The suction force in 1) is a force that immediately attracts the bonding arm (7), and contacts 1 and 2 are in contact with each other to fix the bonding arm ('7) and the swinging arm (9). . Therefore, repeated fluctuations in the strength of the suction force during the bonding operation are not transmitted to the rotation center and cause vibrations, and stable bonding can be performed without adding unnecessary vibrations to the capillary.

In addition, since contact 2 (25) is insulated from the plunger mounting plate (28), contact 1 (23) and contact 2 (2
5) can also be used as a bonding surface height detection contact.

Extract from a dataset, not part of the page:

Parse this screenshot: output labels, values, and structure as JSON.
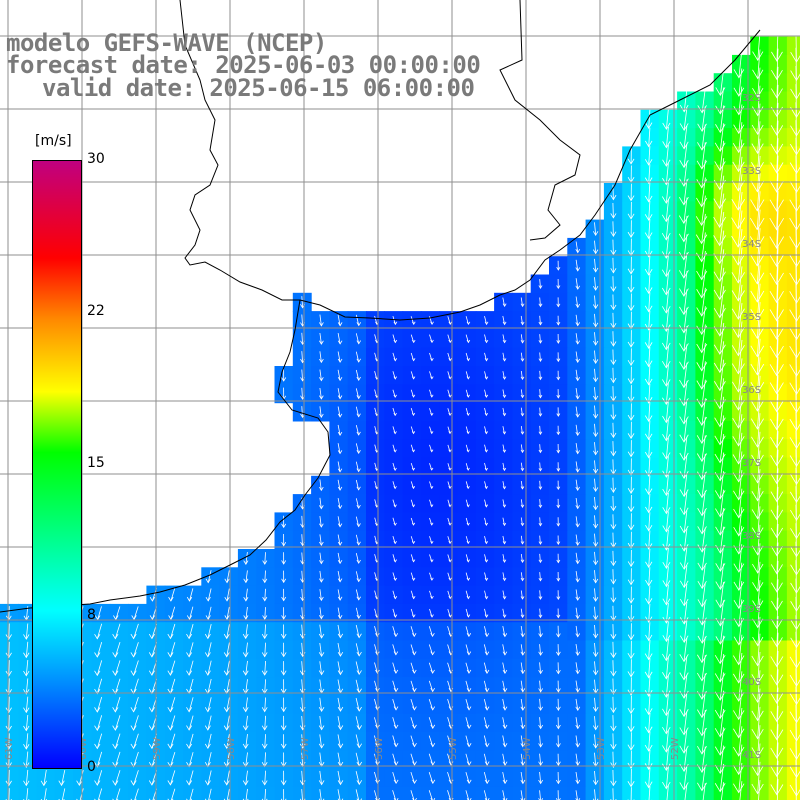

In the above embodiment, an electromagnetic solenoid is used as the locking mechanism, but the attraction force of a linear motor may also be used.

〔Effect of the invention〕

As described above, according to the present invention, by providing a locking mechanism below the center of rotation for fixing the swing arm and the bonding arm, torque fluctuations in the capillary vertical drive mechanism caused by movement in the Y direction by the XY table can be prevented. Does not occur. Further, by providing the fixing point of the locking mechanism at the center of the electromagnetic solenoid, the attraction force a reaction force does not act on the rotation center. These features enable stable and highly reliable bonding, and can also support high-speed bonding.

[Brief explanation of the drawing]

FIG. 1 is a side view showing a capillary vertical drive mechanism of a wire bonding device according to an embodiment of the present invention, FIG. 2 is a detailed side sectional view of section A in FIG. 1, and FIG. 3 is a side view of a conventional wire bonding device. Side schematic diagram showing an example, 4th
The figure is a schematic side view showing a conventional capillary vertical drive mechanism. In the figure, (6) is the capillary, (71 is the bonding arm, (8) is the wire clamper, (9) is the swing arm, (10) is the rotation center, (21) is the electromagnetic solenoid of the locking mechanism, (23) (24) is the plunger of the lock mechanism, (25) is the contact 2, (26) is the insulating ring, (27) is the insulating bushing, (28) is the plunger mounting plate, and (29) is the nut. Note that the same reference numerals in each figure indicate the same members or corresponding parts.

Claims (3)

[Claims] (1) A bonding arm that holds a capillary through which a wire passes inside, a swinging arm to which this bonding arm is rotatably attached and swings, and a bonding arm that is fixed to the swinging arm to suppress vibration of the bonding arm. 1. A wire bonding apparatus, characterized in that the capillary vertical drive mechanism includes a locking mechanism for suppressing the movement of the capillary, and the locking mechanism is provided below the center of rotation of the swinging arm. (2) The locking mechanism includes an electromagnetic solenoid attached to the swinging arm, a plunger attached to the bonding arm and attracted by the electromagnetic solenoid, and a pair inside the solenoid to limit the attraction stroke of the plunger. The wire bonding device according to claim 1, characterized in that the wire bonding device comprises bonding points that are provided on the plunger side and the solenoid side so as to be in contact with each other and that are in contact with each other. (3) The contact point in the locking mechanism also serves as a bonding surface height detection contact for detecting that the capillary has contacted the bonding surface. Wire bonding equipment.